TORONTO – By every measure, Toronto’s starters were dominant in Round 1.
Kyle Lowry, Danny Green, Kawhi Leonard, Pascal Siakam, and Marc Gasol brought everything to the table you would expect from them – both individually and as a unit.
According to NBA.com, the Raptors’ starting five ranked second among five-man lineups that played 48 minutes or more together in the playoffs thus far with a mammoth net rating of 46.3. For context, that number was 12.2 in the regular season.
“We have a lot of great, talented players,” Danny Green told reporters at the Toronto Raptors practice facility on Thursday, “but we also have a pretty good [collective] IQ, so we can talk to each other. Marc makes it easy. Obviously, Kawhi is making it easy. Kyle makes it easy.”
There’s a real togetherness that group has shown in this post-season that should inspire plenty of confidence heading into Round 2.
“With all the experience we have, and playing against each other for so many years, that cohesion has happened a lot faster. It feels like we’ve been together longer than we have. Hopefully, we continue to grow and get better – and win games in the process.”
The Raptors’ starters are on a roll heading into the series against the Philadelphia 76ers, and it’s something their opponent can relate to. As mentioned, Toronto’s starters are second in net rating in the playoffs. In first?
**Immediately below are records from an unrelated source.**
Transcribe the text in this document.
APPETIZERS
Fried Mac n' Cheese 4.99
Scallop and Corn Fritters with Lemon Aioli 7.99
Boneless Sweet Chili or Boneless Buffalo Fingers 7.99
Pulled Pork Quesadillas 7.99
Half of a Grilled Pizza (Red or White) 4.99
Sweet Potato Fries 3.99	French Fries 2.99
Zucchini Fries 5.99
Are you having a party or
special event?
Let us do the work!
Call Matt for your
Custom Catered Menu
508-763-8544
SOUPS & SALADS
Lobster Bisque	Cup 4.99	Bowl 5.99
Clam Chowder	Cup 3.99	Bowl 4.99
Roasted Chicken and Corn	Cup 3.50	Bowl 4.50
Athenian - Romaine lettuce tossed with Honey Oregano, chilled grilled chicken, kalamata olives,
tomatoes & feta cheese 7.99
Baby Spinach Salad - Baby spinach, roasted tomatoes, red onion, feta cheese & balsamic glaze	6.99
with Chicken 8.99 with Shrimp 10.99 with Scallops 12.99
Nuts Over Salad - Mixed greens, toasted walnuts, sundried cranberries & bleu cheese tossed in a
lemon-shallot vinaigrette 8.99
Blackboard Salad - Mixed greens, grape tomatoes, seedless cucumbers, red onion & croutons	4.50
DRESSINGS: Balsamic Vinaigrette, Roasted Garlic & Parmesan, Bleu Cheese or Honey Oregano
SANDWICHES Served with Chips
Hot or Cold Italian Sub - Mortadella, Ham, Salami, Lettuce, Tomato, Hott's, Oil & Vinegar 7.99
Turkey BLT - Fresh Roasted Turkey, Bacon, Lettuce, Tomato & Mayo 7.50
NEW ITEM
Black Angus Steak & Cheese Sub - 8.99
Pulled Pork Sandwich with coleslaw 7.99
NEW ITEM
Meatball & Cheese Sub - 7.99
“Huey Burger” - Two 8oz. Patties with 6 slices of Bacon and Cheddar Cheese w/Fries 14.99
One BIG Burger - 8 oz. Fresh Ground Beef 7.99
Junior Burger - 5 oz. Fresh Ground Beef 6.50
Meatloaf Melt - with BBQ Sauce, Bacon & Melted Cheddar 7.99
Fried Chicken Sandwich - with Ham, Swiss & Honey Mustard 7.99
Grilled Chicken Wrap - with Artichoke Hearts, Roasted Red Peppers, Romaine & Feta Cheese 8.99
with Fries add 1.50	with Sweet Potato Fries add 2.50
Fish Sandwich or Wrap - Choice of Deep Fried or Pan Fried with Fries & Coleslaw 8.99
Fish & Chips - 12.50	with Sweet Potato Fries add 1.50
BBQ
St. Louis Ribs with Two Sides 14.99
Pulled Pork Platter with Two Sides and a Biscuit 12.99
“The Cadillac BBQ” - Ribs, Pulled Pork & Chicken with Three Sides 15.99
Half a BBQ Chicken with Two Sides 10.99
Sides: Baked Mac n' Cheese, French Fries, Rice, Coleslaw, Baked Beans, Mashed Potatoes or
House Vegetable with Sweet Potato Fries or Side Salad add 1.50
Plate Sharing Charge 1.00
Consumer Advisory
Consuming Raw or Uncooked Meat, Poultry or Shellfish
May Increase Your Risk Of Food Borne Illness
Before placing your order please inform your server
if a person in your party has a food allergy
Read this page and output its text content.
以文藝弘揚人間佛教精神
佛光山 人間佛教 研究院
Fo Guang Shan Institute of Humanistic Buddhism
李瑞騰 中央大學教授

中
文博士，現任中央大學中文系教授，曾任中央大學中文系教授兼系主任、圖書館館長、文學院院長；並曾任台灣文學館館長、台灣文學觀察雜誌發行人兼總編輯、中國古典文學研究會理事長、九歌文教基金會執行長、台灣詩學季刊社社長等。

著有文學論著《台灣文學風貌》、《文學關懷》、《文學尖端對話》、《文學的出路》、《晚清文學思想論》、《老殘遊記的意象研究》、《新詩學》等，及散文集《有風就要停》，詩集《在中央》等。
The 76ers’ starting lineup of Ben Simmons, J.J. Redick, Jimmy Butler, Tobias Harris and Joel Embiid, with an unthinkable 62.2 net rating.
The sheer depth of talent and, to this point, high performance of each teams’ starters headline why we can expect fireworks in Round 2 compared to the last round.
Part of that will also be because of the style of ball on display. Facing a big team built around its front court, the Raptors are eying an opportunity to run against the Sixers.
“I think our identity, our nature, is to play with some pace,” said head coach Nick Nurse.
The Raptors scored 115.5 points against Philadelphia during the regular season – the most against any remaining team in the East – and the team’s offence got progressively better as the Magic series wore on and the Raptors were able to dictate the pace of play more and more.
But Philadelphia doesn’t mind a fast-paced game. Their first-round series against Brooklyn – won handily in five games – featured the fastest pace of any in the playoffs thus far. During the regular season, the Sixers ranked eighth in pace compared to 15th for the Raptors, but both clubs registered in the top 10 in points per game per 100 possessions, an indication that we should collectively see a more high scoring, fluid offensive series than Raptors-Magic.
Gasol-Embiid matchup will be crucial
Gasol already showed why the Raptors acquired him at the trade deadline during Round 1 against Orlando, where the veteran centre was pivotal in shutting down all-star Nik Vucevic. His all-around defence was phenomenal, backed up by a defensive rating during those five games of 89 – the best mark of any Raptor in the playoffs, ever.
Like advancing past levels of a video game, things only get tougher for Gasol from here.
To put it lightly, Embiid poses several problems thanks to his size (listed at seven-feet, 250-pound and somehow seems even bigger up close), sheer power down low, and an evolutionary offensive game that makes him anywhere from a nightmare to unstoppable on any given night.
But Nurse likes the guy in his corner.
“Um, at this point I have confidence,” Nurse said with a grin of Gasol’s defensive ability versus Embiid. “He’s a very physical, smart defender. I would imagine that they’ll test him.”
Stopping – or, more accurately, limiting – Embiid remains as big a key to the series as anything. In the first round, Embiid led the NBA in win shares per 48 minutes and, despite battling injury and missing Game 3 due to knee soreness, the imposing all-star centre averaged an absurd 24.8 points, 13.5 rebounds and 2.8 blocks in just 24.3 minutes per game.
“He’s a great player,” Gasol said on Thursday. “Just like any great player, you try to make everything as uncomfortable as possible, be as physical as they’ll allow you. It’s a similar mindset we have [facing Embiid].”
When the seven-footer goes to the bench, Philadelphia can bring out either bruiser (and brief Raptor) Greg Monroe or seven-foot-three giant Boban Marjanovic, making size in the middle a distinct advantage for the Sixers.
“The size of their centres, divide by two. That might be an NBA record,” Nurse quipped, adding that his team doesn’t intend to approach by matching up one player versus another. “I think it’s at least a two-man job, [Gasol] and Serge.”
The Raptors entered their matchup with Orlando facing another big, physical frontcourt, and stellar defensive performances from the Gasol-Ibaka platoon were critical to Toronto’s success, and stand to be major factors once more.